Sind so leere Kassen

Mitten in der türkischen Wirtschaftskrise wendet sich auch die sozialdemokratische Basis gegen den Ministerpräsidenten.

Nun flimmern wieder die bekannten Bilder über die Fernsehschirme: Sicherheitskräfte gehen mit Schlagstöcken, Wasserwerfern, gepanzerten Fahrzeugen und Tränengas gegen aufgebrachte Demonstranten vor. Zehntausende protestierten vergangene Woche in Ankara und anderen Städten gegen die sozialen Auswirkungen der Wirtschaftskrise. Sie forderten zum wiederholten Male den Rücktritt der Regierung und skandierten: »Hau ab, IWF!«

Schon seit Wochen mögen die Leidtragenden ihren Unmut nicht mehr unterdrücken.

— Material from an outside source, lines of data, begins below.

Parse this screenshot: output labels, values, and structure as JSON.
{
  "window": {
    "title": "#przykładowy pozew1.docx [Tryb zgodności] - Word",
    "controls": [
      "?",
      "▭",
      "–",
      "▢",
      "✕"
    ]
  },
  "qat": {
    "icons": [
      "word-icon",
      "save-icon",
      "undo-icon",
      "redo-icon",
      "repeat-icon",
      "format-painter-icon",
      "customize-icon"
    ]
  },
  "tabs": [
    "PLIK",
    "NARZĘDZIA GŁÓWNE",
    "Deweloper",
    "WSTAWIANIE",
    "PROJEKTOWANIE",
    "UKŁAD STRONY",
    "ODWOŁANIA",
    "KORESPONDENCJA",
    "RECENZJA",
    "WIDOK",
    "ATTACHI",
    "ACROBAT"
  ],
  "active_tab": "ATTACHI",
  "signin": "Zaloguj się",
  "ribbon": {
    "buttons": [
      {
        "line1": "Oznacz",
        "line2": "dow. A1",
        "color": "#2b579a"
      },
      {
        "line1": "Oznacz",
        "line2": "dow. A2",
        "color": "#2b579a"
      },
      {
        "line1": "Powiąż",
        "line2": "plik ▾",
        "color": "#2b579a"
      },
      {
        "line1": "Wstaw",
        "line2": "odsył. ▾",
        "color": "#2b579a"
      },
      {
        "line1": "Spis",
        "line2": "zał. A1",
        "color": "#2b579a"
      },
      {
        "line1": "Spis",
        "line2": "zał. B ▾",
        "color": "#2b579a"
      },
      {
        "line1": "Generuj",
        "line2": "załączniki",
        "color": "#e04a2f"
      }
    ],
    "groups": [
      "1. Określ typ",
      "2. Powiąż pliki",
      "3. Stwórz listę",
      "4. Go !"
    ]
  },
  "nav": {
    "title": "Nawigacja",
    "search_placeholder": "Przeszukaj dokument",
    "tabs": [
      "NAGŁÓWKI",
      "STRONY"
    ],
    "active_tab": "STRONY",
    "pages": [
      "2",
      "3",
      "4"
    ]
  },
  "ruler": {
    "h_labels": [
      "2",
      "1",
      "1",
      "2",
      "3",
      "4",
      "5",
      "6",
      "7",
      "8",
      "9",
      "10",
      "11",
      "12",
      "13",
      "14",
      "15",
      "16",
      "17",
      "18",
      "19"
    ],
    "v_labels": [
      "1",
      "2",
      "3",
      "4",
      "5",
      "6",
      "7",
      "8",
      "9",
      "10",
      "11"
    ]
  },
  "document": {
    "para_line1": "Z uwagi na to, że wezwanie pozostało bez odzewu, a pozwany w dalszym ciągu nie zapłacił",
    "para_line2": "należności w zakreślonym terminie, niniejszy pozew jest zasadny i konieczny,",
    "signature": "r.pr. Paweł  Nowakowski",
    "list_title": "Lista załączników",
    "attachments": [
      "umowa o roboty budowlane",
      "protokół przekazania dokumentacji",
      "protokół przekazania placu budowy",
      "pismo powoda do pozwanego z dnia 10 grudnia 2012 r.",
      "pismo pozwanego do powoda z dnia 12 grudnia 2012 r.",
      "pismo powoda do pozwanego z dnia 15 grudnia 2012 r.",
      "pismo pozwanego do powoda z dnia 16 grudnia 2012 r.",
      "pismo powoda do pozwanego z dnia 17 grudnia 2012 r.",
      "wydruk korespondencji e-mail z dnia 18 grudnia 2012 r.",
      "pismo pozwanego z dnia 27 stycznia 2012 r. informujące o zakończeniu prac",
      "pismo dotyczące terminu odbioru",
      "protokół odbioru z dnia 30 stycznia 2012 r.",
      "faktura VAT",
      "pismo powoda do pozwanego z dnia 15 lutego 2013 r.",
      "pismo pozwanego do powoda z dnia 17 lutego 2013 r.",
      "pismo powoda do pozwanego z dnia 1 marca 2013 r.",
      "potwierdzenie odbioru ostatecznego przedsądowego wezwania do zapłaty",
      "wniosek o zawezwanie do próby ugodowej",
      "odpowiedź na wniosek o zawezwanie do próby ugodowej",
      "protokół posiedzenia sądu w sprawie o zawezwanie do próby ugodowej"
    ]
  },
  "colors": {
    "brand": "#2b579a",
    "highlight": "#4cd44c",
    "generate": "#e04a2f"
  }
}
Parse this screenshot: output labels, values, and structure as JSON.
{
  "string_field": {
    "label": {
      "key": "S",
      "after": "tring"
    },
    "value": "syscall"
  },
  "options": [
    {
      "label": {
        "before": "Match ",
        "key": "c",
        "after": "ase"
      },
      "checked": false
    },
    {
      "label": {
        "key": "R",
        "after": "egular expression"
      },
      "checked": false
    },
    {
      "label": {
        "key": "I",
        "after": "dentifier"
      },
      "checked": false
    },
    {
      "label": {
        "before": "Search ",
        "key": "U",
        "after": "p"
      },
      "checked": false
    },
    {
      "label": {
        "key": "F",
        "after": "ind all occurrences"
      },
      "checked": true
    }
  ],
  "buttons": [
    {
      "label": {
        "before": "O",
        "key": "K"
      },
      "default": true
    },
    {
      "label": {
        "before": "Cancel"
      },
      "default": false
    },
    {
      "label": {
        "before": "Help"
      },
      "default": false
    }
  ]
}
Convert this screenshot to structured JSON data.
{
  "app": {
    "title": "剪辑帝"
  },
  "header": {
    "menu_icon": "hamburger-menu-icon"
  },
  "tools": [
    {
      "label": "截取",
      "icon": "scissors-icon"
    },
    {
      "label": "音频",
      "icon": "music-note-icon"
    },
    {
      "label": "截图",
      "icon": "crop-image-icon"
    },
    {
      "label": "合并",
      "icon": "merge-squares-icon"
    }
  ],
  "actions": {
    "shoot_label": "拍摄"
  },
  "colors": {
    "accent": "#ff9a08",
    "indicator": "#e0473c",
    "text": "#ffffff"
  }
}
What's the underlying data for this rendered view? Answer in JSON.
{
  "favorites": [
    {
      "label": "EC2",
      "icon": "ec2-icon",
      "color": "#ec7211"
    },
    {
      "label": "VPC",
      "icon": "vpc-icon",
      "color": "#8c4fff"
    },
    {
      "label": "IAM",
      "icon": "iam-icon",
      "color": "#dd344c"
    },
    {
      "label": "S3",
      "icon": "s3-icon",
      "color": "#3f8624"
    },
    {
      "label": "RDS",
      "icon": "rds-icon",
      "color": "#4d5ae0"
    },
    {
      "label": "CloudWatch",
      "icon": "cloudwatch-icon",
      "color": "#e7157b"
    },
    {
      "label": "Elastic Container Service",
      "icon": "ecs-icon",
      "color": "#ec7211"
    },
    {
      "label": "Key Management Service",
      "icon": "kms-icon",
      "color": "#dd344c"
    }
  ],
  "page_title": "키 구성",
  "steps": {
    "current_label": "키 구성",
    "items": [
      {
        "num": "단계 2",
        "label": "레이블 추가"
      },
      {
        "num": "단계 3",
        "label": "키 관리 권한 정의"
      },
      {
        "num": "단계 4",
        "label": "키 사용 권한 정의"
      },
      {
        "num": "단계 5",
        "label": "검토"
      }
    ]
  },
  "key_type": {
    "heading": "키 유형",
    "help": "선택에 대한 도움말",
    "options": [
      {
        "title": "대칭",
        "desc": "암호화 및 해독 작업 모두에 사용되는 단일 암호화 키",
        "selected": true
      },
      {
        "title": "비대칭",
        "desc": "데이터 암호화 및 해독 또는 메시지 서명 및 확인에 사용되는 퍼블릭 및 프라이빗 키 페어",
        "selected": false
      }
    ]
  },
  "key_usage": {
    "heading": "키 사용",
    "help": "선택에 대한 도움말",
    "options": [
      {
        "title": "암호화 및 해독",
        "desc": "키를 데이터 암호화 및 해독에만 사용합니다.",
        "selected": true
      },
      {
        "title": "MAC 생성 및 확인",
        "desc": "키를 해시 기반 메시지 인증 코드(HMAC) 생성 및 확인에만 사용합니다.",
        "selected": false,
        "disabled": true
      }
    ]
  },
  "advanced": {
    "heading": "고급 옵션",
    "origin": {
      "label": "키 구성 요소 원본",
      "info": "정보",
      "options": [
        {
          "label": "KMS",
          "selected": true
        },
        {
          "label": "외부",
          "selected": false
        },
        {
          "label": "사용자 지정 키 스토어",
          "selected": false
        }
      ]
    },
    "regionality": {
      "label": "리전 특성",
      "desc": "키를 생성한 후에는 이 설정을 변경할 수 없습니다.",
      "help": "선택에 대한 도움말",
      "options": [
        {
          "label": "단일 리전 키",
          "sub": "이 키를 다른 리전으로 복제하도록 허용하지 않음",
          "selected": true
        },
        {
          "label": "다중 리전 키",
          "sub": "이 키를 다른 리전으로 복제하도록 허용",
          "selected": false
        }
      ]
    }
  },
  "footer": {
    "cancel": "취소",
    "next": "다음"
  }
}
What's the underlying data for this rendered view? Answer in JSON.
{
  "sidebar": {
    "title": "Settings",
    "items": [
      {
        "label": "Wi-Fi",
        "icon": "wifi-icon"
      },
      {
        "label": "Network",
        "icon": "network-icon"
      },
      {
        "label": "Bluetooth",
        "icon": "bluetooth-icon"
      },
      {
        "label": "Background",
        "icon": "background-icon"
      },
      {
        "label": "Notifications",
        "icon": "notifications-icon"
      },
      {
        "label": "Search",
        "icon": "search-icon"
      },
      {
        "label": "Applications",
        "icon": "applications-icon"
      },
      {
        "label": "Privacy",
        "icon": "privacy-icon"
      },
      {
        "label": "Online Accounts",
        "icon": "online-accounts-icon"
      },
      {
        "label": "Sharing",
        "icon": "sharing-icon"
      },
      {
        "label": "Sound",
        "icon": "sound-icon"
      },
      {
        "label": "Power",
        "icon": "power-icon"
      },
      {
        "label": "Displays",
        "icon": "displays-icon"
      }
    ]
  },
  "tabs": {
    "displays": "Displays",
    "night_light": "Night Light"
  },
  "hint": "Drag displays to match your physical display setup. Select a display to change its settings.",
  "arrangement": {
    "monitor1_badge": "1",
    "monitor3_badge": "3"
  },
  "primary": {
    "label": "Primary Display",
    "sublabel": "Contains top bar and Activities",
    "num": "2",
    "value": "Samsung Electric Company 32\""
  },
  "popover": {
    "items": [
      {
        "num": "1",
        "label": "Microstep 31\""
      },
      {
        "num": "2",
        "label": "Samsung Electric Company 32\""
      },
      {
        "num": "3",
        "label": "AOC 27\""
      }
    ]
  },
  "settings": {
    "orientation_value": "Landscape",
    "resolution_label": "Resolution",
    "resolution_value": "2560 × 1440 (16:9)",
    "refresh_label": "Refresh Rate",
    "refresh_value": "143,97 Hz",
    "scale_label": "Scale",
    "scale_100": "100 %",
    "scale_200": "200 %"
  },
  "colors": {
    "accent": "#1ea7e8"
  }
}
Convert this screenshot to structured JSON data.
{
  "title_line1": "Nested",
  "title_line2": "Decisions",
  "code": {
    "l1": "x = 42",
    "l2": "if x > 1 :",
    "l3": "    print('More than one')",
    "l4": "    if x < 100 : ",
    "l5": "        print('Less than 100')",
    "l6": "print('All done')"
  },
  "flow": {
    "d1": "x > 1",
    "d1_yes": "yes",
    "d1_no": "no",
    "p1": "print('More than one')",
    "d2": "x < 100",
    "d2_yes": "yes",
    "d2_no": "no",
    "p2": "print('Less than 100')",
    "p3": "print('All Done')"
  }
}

In Adana streuten Kleinhändler und Bauern faules Gemüse auf die Straße, in Batman boten alle Ladenbesitzer kollektiv ihre Geschäftslokale zum Verkauf an; in Istanbul blieben viele Betriebe geschlossen, Arbeiter und Angestellte blockierten gemeinsam Straßen und Autobahnen.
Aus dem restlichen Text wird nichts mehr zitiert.